Batman – Ano Um
Depois de tantos anos dedicando boa parte da minha coleção ao Batman e histórias da DC que contam com o morcegão no elenco, posso dizer que já li diversas versões da trágica história de Bruce Wayne na sua infância e como isso afetou a sua vida de maneira irreversível. Claro que se o que aconteceu com o pequeno Bruce tivesse acontecido comigo eu provavelmente teria parado nas mãos dos melhores psicólogos de Gotham City, mas o menino solitário resolveu suas questões de outra maneira: vestindo preto e se tornando a própria sombra e o terror para o crime que ceifou sua família tão precocemente. Mas esse texto não está aqui para falar do que eu faria como herdeira da fortuna dos Wayne, e sim o que eu achei de Batman – Ano Um, a versão de Frank Miller para a origem do Cavaleiro das Trevas.
A FORÇA DOS ANOS 80 NOS RUMOS DOS QUADRINHOS PASSAM POR BATMAN – ANO UM
Batman Ano Um Capa Panini A edição encadernada lançada pela Panini Books em 2011 começa com um ótimo material de apoio para ajudar o leitor a se contextualizar no cenário ainda não muito construído do que seria a Gotham com Batman e o Comissário Gordon e um prefácio elucidativo escrito por Denny O’Neil de como Frank Miller era uma peça chave para os rumos da indústria dos quadrinhos na década de 80, consagrando-o como grande criador de tendências do período e um dos nomes eternizados na história do Batman por ter escrito o bombástico “O Cavaleiro das Trevas ”. Isso é importante para entender as razões de mais uma vez a história da origem do personagem ser reescrita.
DESCONSTRUINDO A IMAGEM IRRETOCÁVEL DO HERÓI, DO AMIGO DO HERÓI E DOS INIMIGOS
Como estamos falando de Miller, que deslizava com facilidade no desenvolvimento dos seus roteiros controversos enquanto estava em seu auge, é fácil imaginar que a história original de Bruce Wayne, apesar de ter sua essência intacta, teria contornos mais imprevisíveis e inaceitáveis para os fãs puristas. Não sei como os leitores reagiram na época, mas eu teria total estranhamento ao ver o futuro Comissário Gordon traindo sua esposa, Selina Kyle de cabelos raspados e totalmente bagaceira, e o próprio Batman sendo completamente displicente com sua segurança, saúde e preservação da própria identidade. Se a ideia de Miller era dar novos e mais surpreendentes contornos aos personagens já tão bem definidos na época, ele conseguiu.

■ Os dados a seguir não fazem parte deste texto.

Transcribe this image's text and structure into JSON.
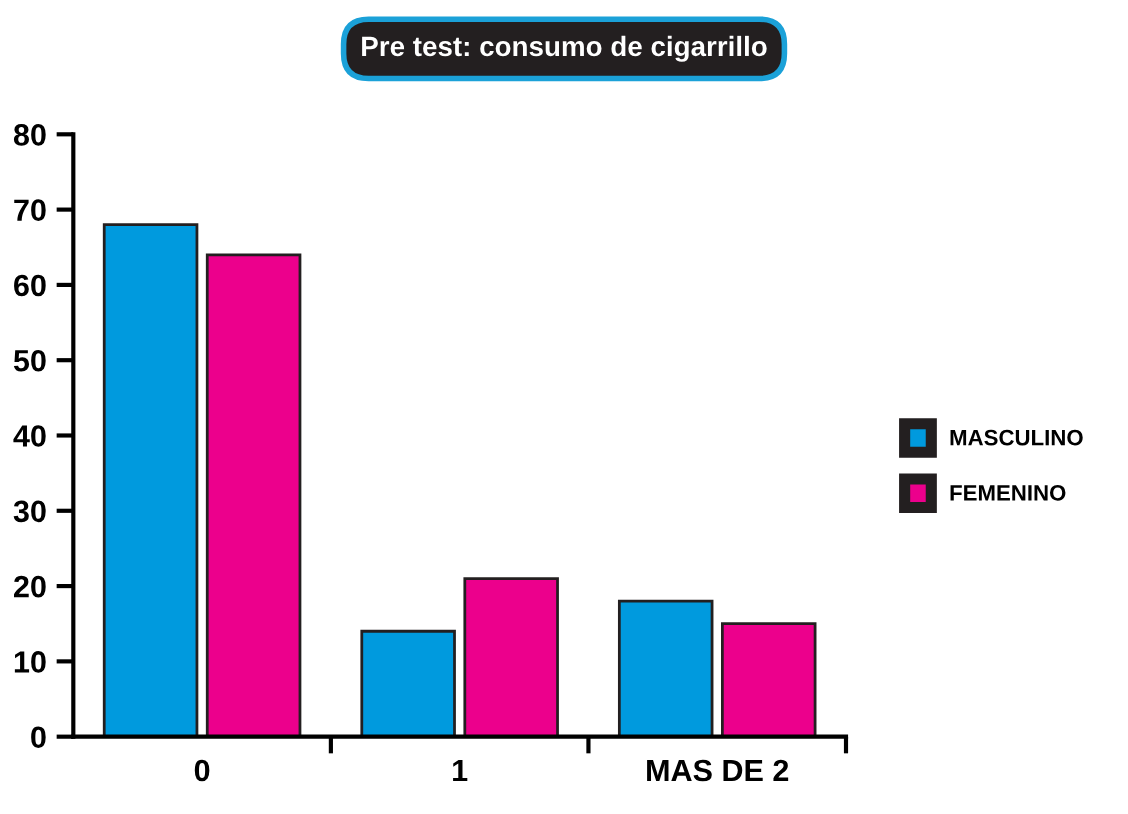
{
  "chart_data": {
    "type": "bar",
    "title": "Pre test: consumo de cigarrillo",
    "categories": [
      "0",
      "1",
      "MAS DE 2"
    ],
    "series": [
      {
        "name": "MASCULINO",
        "color": "#009ade",
        "values": [
          68,
          14,
          18
        ]
      },
      {
        "name": "FEMENINO",
        "color": "#ec008c",
        "values": [
          64,
          21,
          15
        ]
      }
    ],
    "ylim": [
      0,
      80
    ],
    "yticks": [
      0,
      10,
      20,
      30,
      40,
      50,
      60,
      70,
      80
    ],
    "grid": false,
    "legend": "right"
  }
}
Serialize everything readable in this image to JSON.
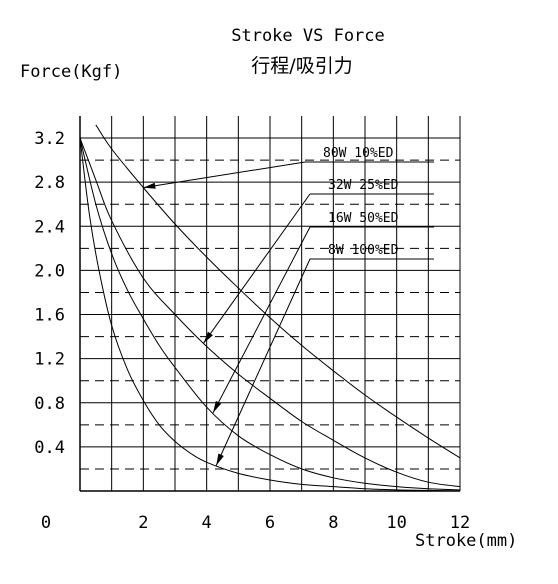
{
  "title_en": "Stroke VS  Force",
  "title_zh": "行程/吸引力",
  "chart_data": {
    "type": "line",
    "xlabel": "Stroke(mm)",
    "ylabel": "Force(Kgf)",
    "xlim": [
      0,
      12
    ],
    "ylim": [
      0,
      3.2
    ],
    "x_ticks": [
      "0",
      "2",
      "4",
      "6",
      "8",
      "10",
      "12"
    ],
    "y_ticks": [
      "3.2",
      "2.8",
      "2.4",
      "2.0",
      "1.6",
      "1.2",
      "0.8",
      "0.4"
    ],
    "grid": true,
    "series": [
      {
        "name": "80W 10%ED",
        "x": [
          0.5,
          1,
          2,
          3,
          4,
          5,
          6,
          7,
          8,
          9,
          10,
          11,
          12
        ],
        "values": [
          3.32,
          3.1,
          2.75,
          2.42,
          2.12,
          1.84,
          1.57,
          1.32,
          1.09,
          0.87,
          0.67,
          0.48,
          0.3
        ]
      },
      {
        "name": "32W 25%ED",
        "x": [
          0,
          0.5,
          1,
          2,
          3,
          4,
          5,
          6,
          7,
          8,
          9,
          10,
          11,
          12
        ],
        "values": [
          3.2,
          2.82,
          2.45,
          1.93,
          1.6,
          1.31,
          1.06,
          0.84,
          0.63,
          0.46,
          0.3,
          0.17,
          0.08,
          0.04
        ]
      },
      {
        "name": "16W  50%ED",
        "x": [
          0,
          0.5,
          1,
          1.5,
          2,
          2.5,
          3,
          4,
          5,
          6,
          7,
          8,
          9,
          10,
          11,
          12
        ],
        "values": [
          3.2,
          2.6,
          2.15,
          1.82,
          1.56,
          1.32,
          1.12,
          0.76,
          0.5,
          0.33,
          0.2,
          0.12,
          0.07,
          0.04,
          0.02,
          0.01
        ]
      },
      {
        "name": "8W 100%ED",
        "x": [
          0,
          0.3,
          0.6,
          1,
          1.5,
          2,
          2.5,
          3,
          3.5,
          4,
          5,
          6,
          7,
          8,
          9,
          10,
          11,
          12
        ],
        "values": [
          3.2,
          2.5,
          2.0,
          1.5,
          1.1,
          0.82,
          0.6,
          0.45,
          0.34,
          0.26,
          0.16,
          0.1,
          0.06,
          0.04,
          0.02,
          0.01,
          0.005,
          0.0
        ]
      }
    ]
  }
}
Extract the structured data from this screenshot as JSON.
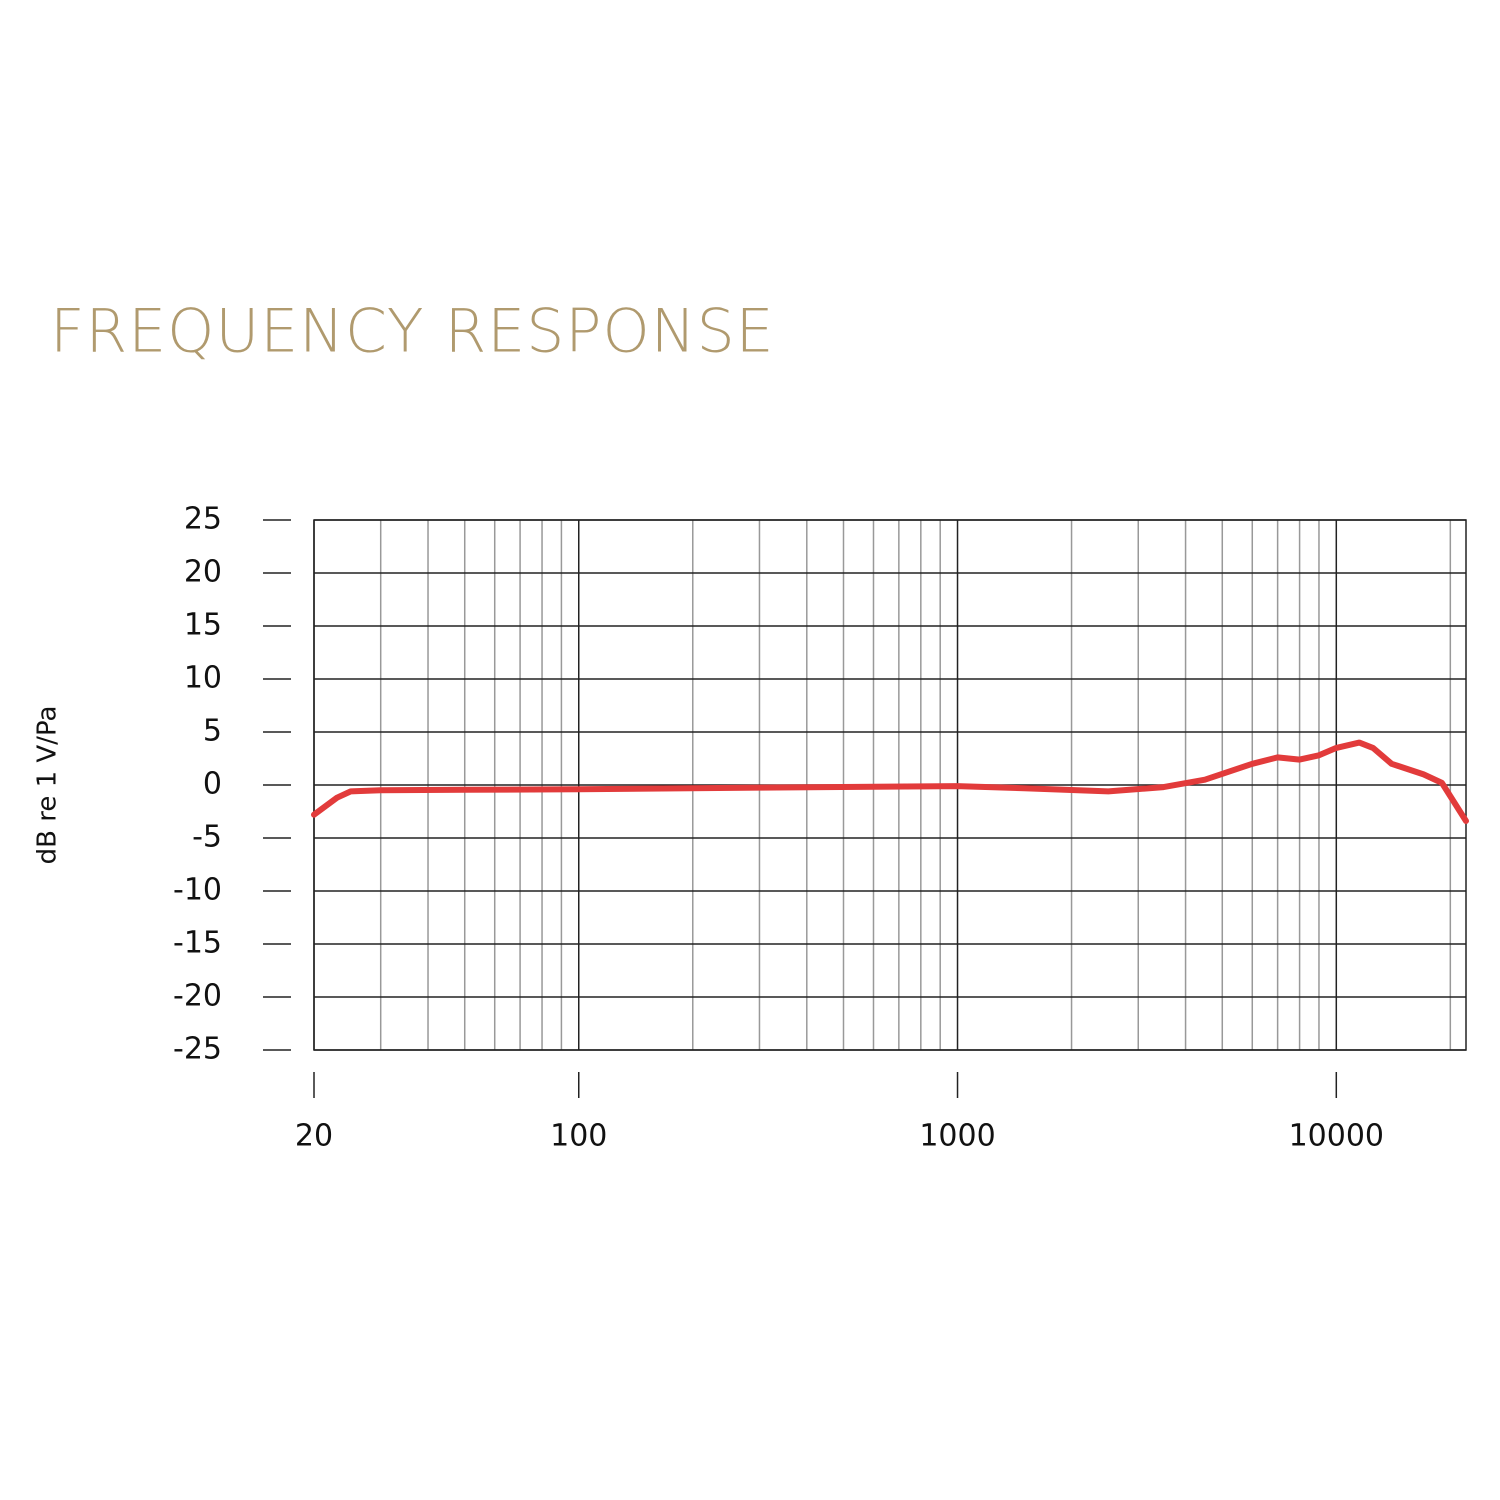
{
  "chart_data": {
    "type": "line",
    "title": "FREQUENCY RESPONSE",
    "y_label": "dB re 1 V/Pa",
    "log_x": true,
    "grid": true,
    "color": "#e23b3b",
    "x": [
      20,
      23,
      25,
      30,
      50,
      100,
      300,
      1000,
      1500,
      2500,
      3500,
      4500,
      6000,
      7000,
      8000,
      9000,
      10000,
      11500,
      12500,
      14000,
      17000,
      19000,
      22000
    ],
    "values": [
      -2.8,
      -1.2,
      -0.6,
      -0.5,
      -0.45,
      -0.4,
      -0.25,
      -0.1,
      -0.3,
      -0.6,
      -0.2,
      0.5,
      2.0,
      2.6,
      2.4,
      2.8,
      3.5,
      4.0,
      3.5,
      2.0,
      1.0,
      0.2,
      -3.4
    ],
    "xlim": [
      20,
      22000
    ],
    "xticks": [
      20,
      100,
      1000,
      10000
    ],
    "xminor": [
      30,
      40,
      50,
      60,
      70,
      80,
      90,
      200,
      300,
      400,
      500,
      600,
      700,
      800,
      900,
      2000,
      3000,
      4000,
      5000,
      6000,
      7000,
      8000,
      9000,
      20000
    ],
    "ylim": [
      -25,
      25
    ],
    "yticks": [
      25,
      20,
      15,
      10,
      5,
      0,
      -5,
      -10,
      -15,
      -20,
      -25
    ]
  }
}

Batman – Ano Um com certeza é um clássico não só por exaltar os anos do jovem Bruce Wayne sendo muito mais inconsequente e sem controle do que estamos acostumados, mas por mostrar um raro protagonista: Comissário Gordon e a nada fácil trajetória ao cargo que lhe foi atribuído desde sempre. É muito curioso conhecer um pouco mais da vida pessoal do Gordon quando jovem, com sua esposa grávida, seus medos e o ódio pulsante pela cidade de Gotham.
A TEMPERATURA ESQUENTA ATRAVÉS DOS PINCÉIS
David Mazzucchelli é o desenhista que dá formas a narrativa de Miller, que dessa vez optou apenas por fazer o roteiro. As ilustrações são realmente cruas e objetivas para combinar com o desconforto e a estranheza dos fatos da história, mas o destaque e a alma deste gibi estão nas mãos e nas tintas de Richmond Lewis , que faz uma escolha de paleta de cores quase primitiva, com muita frieza em momentos calmos, e muito quentes, quase pegando fogo, nos momentos de ação e cenários mais pesados. Vale ressaltar a transição que ele faz entre os momentos calmos e mais agitados, acrescentando cores quentes aos poucos, conforme a tensão cresce. Gênio. Um belíssimo momento do quadrinho fica também a cargo do trabalho delicado que Mazzucchelli faz no posfácio biográfico e metalinguístico, uma entrega total de um artista a um ícone pop como o Batman.
Estes aspectos confirmam que Batman – Ano Um é mais um clássico da década de 80 que redefiniu os limites das histórias de Super Heróis, humanizando suas características e contestando seus pontos fracos. Se você é fã do herói e coleciona quadrinhos é imprescindível ter esse exemplar na sua estante.